Makanya, tak heran jika banyak
sentuhan arsitektur dunia pada bangunan Istana Maimun. Dengan memadukan
unsur-unsur warisan kebudayaan Melayu, dengan gaya Islam, Spanyol, India
dan Italia, bangunan ini terlihat begitu megah. Bangunan di atas tanah
seluas sekitar 4,5 hektar itu pun sekarang menjadi tujuan wisata bukan
hanya karena usianya yang tua, namun juga desain interiornya yang unik.
Istana
yang memiliki sekitar 30 ruangan tersebut menjadi pusat pemerintahan
Kesultanan Deli waktu itu. Dengan anjungan di kanan-kirinya, Sultan Deli
biasanya menerima tamu di ruang utama pada bangunan induk Istana
Maimun. Ruangan tersebut bernama Balairung Sri yang juga merupakan
tempat upacara penobatan sultan dan upacara adat lainnya. Di ruangan ini
juga terdapat singgasana sultan yang didominasi warna kuning.
Istana
Maimun memang lebih banyak diselimuti warna kuning keemasan yang
identik dengan etnis Melayu beserta ornamen-ornamennya. Namun, di dalam
istana ini juga terdapat berbagai perabotan bernuansa Eropa, seperti
lemari, kursi dan lampu-lampu kristal yang masih terpasang di
langit-langit istana. Pada arsitekturnya juga bercirikan arsitektur
Eropa dengan gaya simetris.
Sebenarnya Istana Maimun ini juga
didukung oleh beberapa bangunan lainnya yang berada tidak jauh dari
kompleks istana. Yakni, Masjid Raya Al-Mashun, Taman Sri Deli, Balai
Kerapatan yang berada di Jalan Mahkmah sekarang, dan Istana Puri di
kawasan Jalan Puri. Namun, Balai Kerapatan dan Istana Puri sudah tidak
bersisa lagi. Sedangkan Taman Sri Deli, meskipun sempat dijual kepada
pihak ketiga, saat ini dikelola oleh Dinas Pertamanan setelah dibeli
lagi oleh Pemko Medan.
"Dulu, Istana Puri adalah istana tempat
tinggal keluarga sultan. Namun sekarang hanya tinggal tapaknya saja,
karena sudah jadi kawasan pemukiman. Begitu pun dengan Balai Kerapatan,"
ungkap Ketua Yayasan Sultan Ma"moen Al Rasyid Tengku Haris Abdullah.
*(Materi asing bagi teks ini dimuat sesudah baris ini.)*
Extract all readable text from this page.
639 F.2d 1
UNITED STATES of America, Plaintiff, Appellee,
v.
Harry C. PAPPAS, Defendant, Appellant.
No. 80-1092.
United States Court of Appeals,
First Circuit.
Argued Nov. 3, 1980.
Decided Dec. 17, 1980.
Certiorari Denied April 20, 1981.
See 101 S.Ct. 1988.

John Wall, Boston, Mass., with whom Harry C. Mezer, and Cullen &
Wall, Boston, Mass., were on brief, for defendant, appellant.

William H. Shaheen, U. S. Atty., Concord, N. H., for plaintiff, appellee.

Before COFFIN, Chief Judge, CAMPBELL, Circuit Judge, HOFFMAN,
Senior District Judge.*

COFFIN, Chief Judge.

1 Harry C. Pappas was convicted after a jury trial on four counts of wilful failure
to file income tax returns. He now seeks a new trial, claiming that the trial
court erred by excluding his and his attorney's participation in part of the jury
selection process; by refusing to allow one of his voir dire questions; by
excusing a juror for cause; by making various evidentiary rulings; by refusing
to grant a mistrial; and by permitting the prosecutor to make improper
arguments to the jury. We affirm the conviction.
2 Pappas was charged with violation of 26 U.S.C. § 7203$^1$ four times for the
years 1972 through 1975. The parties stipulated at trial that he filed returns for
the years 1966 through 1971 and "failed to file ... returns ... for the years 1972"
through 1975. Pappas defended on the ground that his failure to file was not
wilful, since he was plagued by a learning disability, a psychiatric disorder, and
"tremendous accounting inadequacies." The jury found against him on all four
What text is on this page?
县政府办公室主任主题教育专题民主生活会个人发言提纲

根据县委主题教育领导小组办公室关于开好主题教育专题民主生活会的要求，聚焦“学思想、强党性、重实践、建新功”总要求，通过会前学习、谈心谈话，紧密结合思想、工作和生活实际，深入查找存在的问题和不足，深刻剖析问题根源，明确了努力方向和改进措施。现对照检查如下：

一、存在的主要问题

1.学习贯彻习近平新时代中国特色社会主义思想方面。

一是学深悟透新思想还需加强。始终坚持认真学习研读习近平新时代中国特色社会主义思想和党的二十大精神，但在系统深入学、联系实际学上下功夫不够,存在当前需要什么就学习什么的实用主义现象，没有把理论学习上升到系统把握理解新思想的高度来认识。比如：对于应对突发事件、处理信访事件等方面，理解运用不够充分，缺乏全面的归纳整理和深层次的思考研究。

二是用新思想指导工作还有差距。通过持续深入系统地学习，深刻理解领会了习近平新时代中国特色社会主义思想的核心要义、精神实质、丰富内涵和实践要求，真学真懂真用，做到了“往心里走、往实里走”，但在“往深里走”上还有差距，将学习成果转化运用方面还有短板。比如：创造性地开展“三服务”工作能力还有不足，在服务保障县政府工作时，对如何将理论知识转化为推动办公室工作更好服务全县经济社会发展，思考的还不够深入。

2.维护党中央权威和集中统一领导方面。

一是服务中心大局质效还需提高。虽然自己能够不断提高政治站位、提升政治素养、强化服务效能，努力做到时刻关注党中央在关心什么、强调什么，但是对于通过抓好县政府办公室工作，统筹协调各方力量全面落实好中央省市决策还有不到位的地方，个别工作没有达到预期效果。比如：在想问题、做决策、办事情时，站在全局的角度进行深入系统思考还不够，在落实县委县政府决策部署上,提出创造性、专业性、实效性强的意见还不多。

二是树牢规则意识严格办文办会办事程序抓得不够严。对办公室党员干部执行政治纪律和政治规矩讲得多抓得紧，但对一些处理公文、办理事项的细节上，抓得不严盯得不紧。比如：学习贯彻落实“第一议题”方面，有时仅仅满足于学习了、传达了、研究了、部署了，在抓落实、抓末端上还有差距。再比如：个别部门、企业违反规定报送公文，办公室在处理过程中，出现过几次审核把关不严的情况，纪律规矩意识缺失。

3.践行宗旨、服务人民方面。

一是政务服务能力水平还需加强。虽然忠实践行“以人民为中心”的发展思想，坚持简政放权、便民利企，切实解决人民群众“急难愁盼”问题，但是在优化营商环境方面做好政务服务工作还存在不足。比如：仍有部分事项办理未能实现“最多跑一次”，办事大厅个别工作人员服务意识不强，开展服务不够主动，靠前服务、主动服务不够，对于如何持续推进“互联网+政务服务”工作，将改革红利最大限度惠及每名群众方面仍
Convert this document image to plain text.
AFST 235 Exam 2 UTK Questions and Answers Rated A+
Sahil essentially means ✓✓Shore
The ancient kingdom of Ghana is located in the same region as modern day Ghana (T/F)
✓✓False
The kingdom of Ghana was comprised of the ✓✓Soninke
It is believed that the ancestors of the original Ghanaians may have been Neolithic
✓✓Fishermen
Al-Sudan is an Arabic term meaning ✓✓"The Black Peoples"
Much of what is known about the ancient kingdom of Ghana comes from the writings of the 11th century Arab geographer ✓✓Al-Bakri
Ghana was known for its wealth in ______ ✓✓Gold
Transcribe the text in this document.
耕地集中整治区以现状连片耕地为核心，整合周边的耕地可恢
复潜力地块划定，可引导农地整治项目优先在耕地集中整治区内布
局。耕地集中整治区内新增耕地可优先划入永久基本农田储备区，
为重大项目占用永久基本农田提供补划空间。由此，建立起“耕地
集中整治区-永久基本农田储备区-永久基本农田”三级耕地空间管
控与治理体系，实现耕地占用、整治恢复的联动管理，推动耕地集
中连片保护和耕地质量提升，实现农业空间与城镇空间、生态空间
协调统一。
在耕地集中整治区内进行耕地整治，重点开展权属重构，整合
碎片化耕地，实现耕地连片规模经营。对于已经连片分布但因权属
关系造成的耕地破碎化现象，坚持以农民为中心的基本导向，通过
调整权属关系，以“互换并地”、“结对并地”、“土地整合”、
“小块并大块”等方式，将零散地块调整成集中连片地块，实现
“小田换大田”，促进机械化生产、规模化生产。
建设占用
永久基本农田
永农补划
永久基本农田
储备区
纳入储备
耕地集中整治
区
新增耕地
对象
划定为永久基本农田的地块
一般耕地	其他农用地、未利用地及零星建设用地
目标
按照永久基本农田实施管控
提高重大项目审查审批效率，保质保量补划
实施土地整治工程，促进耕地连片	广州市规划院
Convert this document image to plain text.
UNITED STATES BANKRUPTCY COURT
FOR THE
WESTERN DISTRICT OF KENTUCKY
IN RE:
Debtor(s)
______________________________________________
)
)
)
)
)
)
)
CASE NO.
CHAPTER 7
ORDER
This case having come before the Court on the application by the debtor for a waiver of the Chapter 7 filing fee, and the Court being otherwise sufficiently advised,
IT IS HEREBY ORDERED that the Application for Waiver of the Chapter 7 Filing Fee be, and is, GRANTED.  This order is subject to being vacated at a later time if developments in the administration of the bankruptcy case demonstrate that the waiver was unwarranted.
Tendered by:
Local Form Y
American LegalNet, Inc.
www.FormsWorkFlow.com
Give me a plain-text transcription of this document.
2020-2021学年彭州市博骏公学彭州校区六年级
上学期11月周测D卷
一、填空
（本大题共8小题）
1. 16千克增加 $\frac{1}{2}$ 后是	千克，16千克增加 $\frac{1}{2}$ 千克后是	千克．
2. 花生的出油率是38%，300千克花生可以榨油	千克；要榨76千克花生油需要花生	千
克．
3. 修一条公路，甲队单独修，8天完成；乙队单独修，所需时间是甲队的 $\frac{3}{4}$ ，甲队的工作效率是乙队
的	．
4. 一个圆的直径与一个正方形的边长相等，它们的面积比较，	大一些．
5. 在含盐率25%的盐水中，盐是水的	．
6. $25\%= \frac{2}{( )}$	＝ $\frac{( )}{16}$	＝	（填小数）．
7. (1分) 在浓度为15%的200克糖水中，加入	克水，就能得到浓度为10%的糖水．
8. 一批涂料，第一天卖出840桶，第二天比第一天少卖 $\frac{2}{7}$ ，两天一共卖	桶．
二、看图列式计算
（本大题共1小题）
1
Sedangkan kepada MedanBisnis. Tentunya, kita berharap nasib serupa tidak
menimpa Istana Maimun. Karena, mau bagaimanapun, istana ini adalah
kebanggaan masyarakat Melayu dan warga Sumut pada umumnnya.
Istana Maimun adalah Istana kebesaran Kesultanan Deli
dengan warna kuningnya (kuning merupakan warna kerajaan Melayu) dan
khas gaya seni bina Melayu di pesisir timur. Ia merupakan salah satu
mercu tanda yang terkenal di Medan, ibukota Sumatera Utara.
Istana ini sebenarnya dirancang oleh seorang arkitek Itali dan disiapkan
pada tahun 1888 semasa pemerintahan Sultan Makmun Al Rasyid Perkasa
Alamsyah (sultan Deli ke 9) , ia mempunyai keluasan 2,772 meter persegi, dan mempunyai 30 bilik.
Binaan Istana Maimun menarik minat ramai pelancong kerana ia mempunyai
binaan yang dipengaruhi pelbagai kebudayaan, dari kebudayaan Melayu, Islam, Sepanyol, India, dan Itali.
Ketika ini istana tersebut masih didiami oleh keluarga–keluarga
sultan. Ruangan pertemuan, foto–foto keluarga kerajaan Deli, perabot
rumah tangga Belanda
kuno dan pelbagai senjata, terbuka bagi masyarakat yang ingin
mengunjunginya. Di istana ini pula terdapat Meriam Puntung yang
merupakan peninggalan sejarah daripada kerajaan Deli. Saat ini Sultan
Deli yang bertahta adalah sultan deli ke 14. Ia naik tahta ketika
berumur 7 tahun dan saat ini berusia hampir 14 tahun. Saat ini ia
tinggal di Makassar bersama ibunya yang merupakan keturunan dari raja
Bone. Ia naik tahta pada usia muda menggantikan ayahnya sultan Deli ke
13 yang merupakan anggota TNI dan gugur pada saat konflik Aceh masih
bergejolak.
Satu blok dari istana Maimun kearah timur, berdiri Mesjid Raya Al Mashun
dengan arkitek yang menawan merupakan daya tarik bagi wisatawan yang
berkunjung ke Medan dan sangat mengagumkan.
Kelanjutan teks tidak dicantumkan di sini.